In Proposition 12.24, we have the expression:
$\tau_{(x, \xi)} = \pi^* (\xi_i dx^i) = \xi_i dx^i $
Here $\tau_{(x, \xi)} \in T^*_{(x, \xi)}(T^*Q)$ and $\xi_i dx^i \in T^*_x Q$. Does this mean $\xi_i dx^i$ is in both $ T^*_x Q$ and $T^*_{(x, \xi)}(T^*Q)$ ?
In addition, I have some follow up questions because I'm a bit confused about the notation:
If we have a point $p$ on a manifold $M$, and a tangent vector $v \in T_pM$, its standard coordinate for $TM$ is given by the pair $(p, v)$. What is its standard coordinate in $TTM$? is it still $(p, v)$?
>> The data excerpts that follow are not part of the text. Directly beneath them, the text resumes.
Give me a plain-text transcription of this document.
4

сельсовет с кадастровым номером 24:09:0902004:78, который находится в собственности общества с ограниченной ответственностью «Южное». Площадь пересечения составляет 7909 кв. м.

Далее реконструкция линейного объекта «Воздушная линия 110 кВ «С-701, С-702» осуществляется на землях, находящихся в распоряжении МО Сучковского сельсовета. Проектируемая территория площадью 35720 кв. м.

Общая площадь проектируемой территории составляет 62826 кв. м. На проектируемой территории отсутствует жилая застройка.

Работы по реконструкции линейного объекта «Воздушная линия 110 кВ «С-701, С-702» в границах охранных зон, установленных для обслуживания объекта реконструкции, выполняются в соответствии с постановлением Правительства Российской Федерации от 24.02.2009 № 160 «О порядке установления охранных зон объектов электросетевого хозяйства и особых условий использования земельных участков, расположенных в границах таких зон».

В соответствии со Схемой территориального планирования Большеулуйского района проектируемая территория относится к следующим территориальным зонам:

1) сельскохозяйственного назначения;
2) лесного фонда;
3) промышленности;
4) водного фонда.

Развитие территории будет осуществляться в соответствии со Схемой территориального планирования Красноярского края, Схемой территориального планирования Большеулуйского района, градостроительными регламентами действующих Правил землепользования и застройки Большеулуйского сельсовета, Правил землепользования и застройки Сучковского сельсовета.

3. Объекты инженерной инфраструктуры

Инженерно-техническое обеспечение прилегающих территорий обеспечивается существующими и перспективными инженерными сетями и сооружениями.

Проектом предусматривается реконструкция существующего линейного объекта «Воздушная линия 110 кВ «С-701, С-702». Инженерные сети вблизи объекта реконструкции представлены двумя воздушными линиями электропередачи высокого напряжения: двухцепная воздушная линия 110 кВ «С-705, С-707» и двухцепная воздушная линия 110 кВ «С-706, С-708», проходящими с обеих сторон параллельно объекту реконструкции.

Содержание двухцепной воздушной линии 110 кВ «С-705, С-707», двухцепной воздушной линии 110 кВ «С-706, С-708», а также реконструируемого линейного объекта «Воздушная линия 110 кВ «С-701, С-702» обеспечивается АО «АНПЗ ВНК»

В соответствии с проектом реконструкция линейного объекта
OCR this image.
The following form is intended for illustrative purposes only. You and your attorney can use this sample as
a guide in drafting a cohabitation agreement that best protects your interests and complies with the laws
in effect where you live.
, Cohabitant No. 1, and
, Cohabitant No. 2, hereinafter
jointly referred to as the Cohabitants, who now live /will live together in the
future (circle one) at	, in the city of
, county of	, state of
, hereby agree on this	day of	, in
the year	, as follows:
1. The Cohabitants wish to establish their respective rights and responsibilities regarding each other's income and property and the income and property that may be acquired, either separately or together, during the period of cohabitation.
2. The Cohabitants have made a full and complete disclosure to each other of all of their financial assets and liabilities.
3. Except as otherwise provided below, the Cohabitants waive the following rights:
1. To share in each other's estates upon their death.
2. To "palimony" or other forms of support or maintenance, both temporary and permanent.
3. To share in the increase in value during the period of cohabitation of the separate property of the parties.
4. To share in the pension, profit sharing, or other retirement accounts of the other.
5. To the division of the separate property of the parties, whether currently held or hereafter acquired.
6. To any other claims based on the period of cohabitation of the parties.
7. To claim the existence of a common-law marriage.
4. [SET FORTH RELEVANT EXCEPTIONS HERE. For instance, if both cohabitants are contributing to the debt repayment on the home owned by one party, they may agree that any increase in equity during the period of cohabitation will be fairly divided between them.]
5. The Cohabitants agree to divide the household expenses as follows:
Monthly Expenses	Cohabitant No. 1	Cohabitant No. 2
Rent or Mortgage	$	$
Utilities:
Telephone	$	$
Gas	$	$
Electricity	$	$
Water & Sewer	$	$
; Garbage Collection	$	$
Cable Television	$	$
Similarly, for a point $q \in Q$ on the smooth manifold $Q$ with its covector $\varphi \in T^*_q Q$, we have the standard coordinates for $T^*Q$ being $(q, \varphi)$. Then are the standard coordinates on $T^*(T^*Q)$ still $(q, \varphi)$ ?
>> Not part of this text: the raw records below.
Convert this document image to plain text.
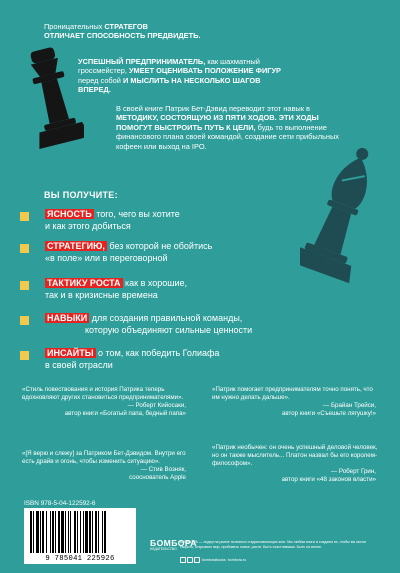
Проницательных СТРАТЕГОВ
ОТЛИЧАЕТ СПОСОБНОСТЬ ПРЕДВИДЕТЬ.
УСПЕШНЫЙ ПРЕДПРИНИМАТЕЛЬ, как шахматный гроссмейстер, УМЕЕТ ОЦЕНИВАТЬ ПОЛОЖЕНИЕ ФИГУР перед собой И МЫСЛИТЬ НА НЕСКОЛЬКО ШАГОВ ВПЕРЕД.
В своей книге Патрик Бет-Дэвид переводит этот навык в МЕТОДИКУ, СОСТОЯЩУЮ ИЗ ПЯТИ ХОДОВ. ЭТИ ХОДЫ ПОМОГУТ ВЫСТРОИТЬ ПУТЬ К ЦЕЛИ, будь то выполнение финансового плана своей командой, создание сети прибыльных кофеен или выход на IPO.
ВЫ ПОЛУЧИТЕ:
ЯСНОСТЬ того, чего вы хотите
и как этого добиться
СТРАТЕГИЮ, без которой не обойтись
«в поле» или в переговорной
ТАКТИКУ РОСТА как в хорошие,
так и в кризисные времена
НАВЫКИ для создания правильной команды,
которую объединяют сильные ценности
ИНСАЙТЫ о том, как победить Голиафа
в своей отрасли
«Стиль повествования и история Патрика теперь вдохновляют других становиться предпринимателями».
— Роберт Кийосаки,
автор книги «Богатый папа, бедный папа»
«Патрик помогает предпринимателям точно понять, что им нужно делать дальше».
— Брайан Трейси,
автор книги «Съешьте лягушку!»
«[Я верю и слежу] за Патриком Бет-Дэвидом. Внутри его есть драйв и огонь, чтобы изменить ситуацию».
— Стив Возняк,
сооснователь Apple
«Патрик необычен: он очень успешный деловой человек, но он также мыслитель... Платон назвал бы его королем-философом».
— Роберт Грин,
автор книги «48 законов власти»
ISBN 978-5-04-122592-6
9 785041 225926
БОМБОРА
ИЗДАТЕЛЬСТВО
БОМБОРА — лидер на рынке полезных и вдохновляющих книг. Мы любим книги и создаем их, чтобы вы могли творить, открывать мир, пробовать новое, расти. Быть счастливыми. Быть на волне.
bomborabooks bombora.ru
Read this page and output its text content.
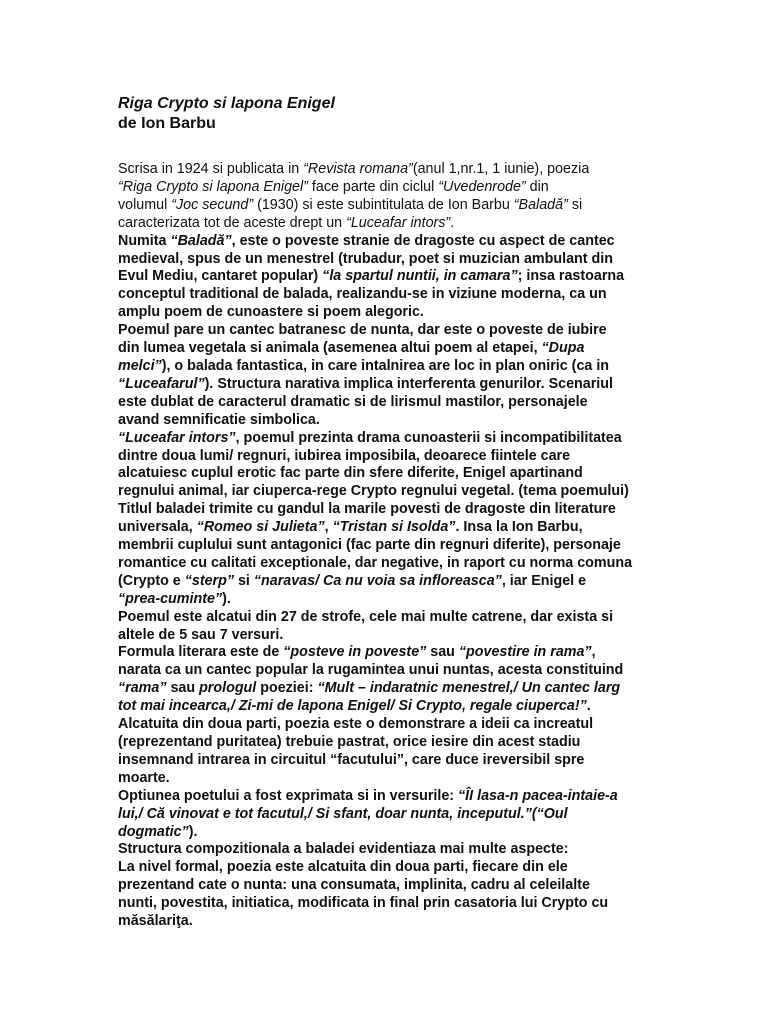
Riga Crypto si lapona Enigel

de Ion Barbu

Scrisa in 1924 si publicata in “Revista romana”(anul 1,nr.1, 1 iunie), poezia
“Riga Crypto si lapona Enigel” face parte din ciclul “Uvedenrode” din
volumul “Joc secund” (1930) si este subintitulata de Ion Barbu “Baladă” si
caracterizata tot de aceste drept un “Luceafar intors”.
Numita “Baladă”, este o poveste stranie de dragoste cu aspect de cantec
medieval, spus de un menestrel (trubadur, poet si muzician ambulant din
Evul Mediu, cantaret popular) “la spartul nuntii, in camara”; insa rastoarna
conceptul traditional de balada, realizandu-se in viziune moderna, ca un
amplu poem de cunoastere si poem alegoric.
Poemul pare un cantec batranesc de nunta, dar este o poveste de iubire
din lumea vegetala si animala (asemenea altui poem al etapei, “Dupa
melci”), o balada fantastica, in care intalnirea are loc in plan oniric (ca in
“Luceafarul”). Structura narativa implica interferenta genurilor. Scenariul
este dublat de caracterul dramatic si de lirismul mastilor, personajele
avand semnificatie simbolica.
“Luceafar intors”, poemul prezinta drama cunoasterii si incompatibilitatea
dintre doua lumi/ regnuri, iubirea imposibila, deoarece fiintele care
alcatuiesc cuplul erotic fac parte din sfere diferite, Enigel apartinand
regnului animal, iar ciuperca-rege Crypto regnului vegetal. (tema poemului)
Titlul baladei trimite cu gandul la marile povesti de dragoste din literature
universala, “Romeo si Julieta”, “Tristan si Isolda”. Insa la Ion Barbu,
membrii cuplului sunt antagonici (fac parte din regnuri diferite), personaje
romantice cu calitati exceptionale, dar negative, in raport cu norma comuna
(Crypto e “sterp” si “naravas/ Ca nu voia sa infloreasca”, iar Enigel e
“prea-cuminte”).
Poemul este alcatui din 27 de strofe, cele mai multe catrene, dar exista si
altele de 5 sau 7 versuri.
Formula literara este de “posteve in poveste” sau “povestire in rama”,
narata ca un cantec popular la rugamintea unui nuntas, acesta constituind
“rama” sau prologul poeziei: “Mult – indaratnic menestrel,/ Un cantec larg
tot mai incearca,/ Zi-mi de lapona Enigel/ Si Crypto, regale ciuperca!”.
Alcatuita din doua parti, poezia este o demonstrare a ideii ca increatul
(reprezentand puritatea) trebuie pastrat, orice iesire din acest stadiu
insemnand intrarea in circuitul “facutului”, care duce ireversibil spre
moarte.
Optiunea poetului a fost exprimata si in versurile: “ÎI lasa-n pacea-intaie-a
lui,/ Că vinovat e tot facutul,/ Si sfant, doar nunta, inceputul.”(“Oul
dogmatic”).
Structura compozitionala a baladei evidentiaza mai multe aspecte:
La nivel formal, poezia este alcatuita din doua parti, fiecare din ele
prezentand cate o nunta: una consumata, implinita, cadru al celeilalte
nunti, povestita, initiatica, modificata in final prin casatoria lui Crypto cu
măsălariţa.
It is true that $\xi_i \, dx^i$ is in both $T_x^\ast Q$ and $T^\ast_{(x,\xi)} T^\ast Q$. Locally, in a neighborhood $U$ of $(x, \xi) \in T^\ast Q$, you have bundle charts of the form $U \times \Bbb R^{2n}$ for $T^\ast (T^\ast Q)$. The coordinates in the $U$ part of the chart will just be the coordinates $(x_1, \dots, x_n, \xi_1, \dots, \xi_n)$ in $T^\ast Q$. There will be an extra $2n$ coordinates in the "fiber direction" $\Bbb R^{2n}$ for $T^\ast (T^\ast Q)$, however. Therefore the local coordinates for $T^\ast Q$ and $T^\ast (T^\ast Q)$ are not exactly the same ($T^\ast (T^\ast Q)$ has more coordinates).
The same thing happens even with just the cotangent bundle $T^\ast Q$ (or any bundle at all over $Q$). We can take a small enough neighborhood $U \subset Q$ with coordinates $(x_1, \dots, x_n)$, and there will be a corresponding chart for $T^\ast Q$ of the form $U \times \Bbb R^n$ with coordinates $(x_1, \cdots, x_n, \xi_1, \dots, \xi_n)$. The $x_i$ coordinates are in both $Q$ and $T^\ast Q$, but the $\xi_i$ coordinates (in the "fiber direction") are not in $Q$.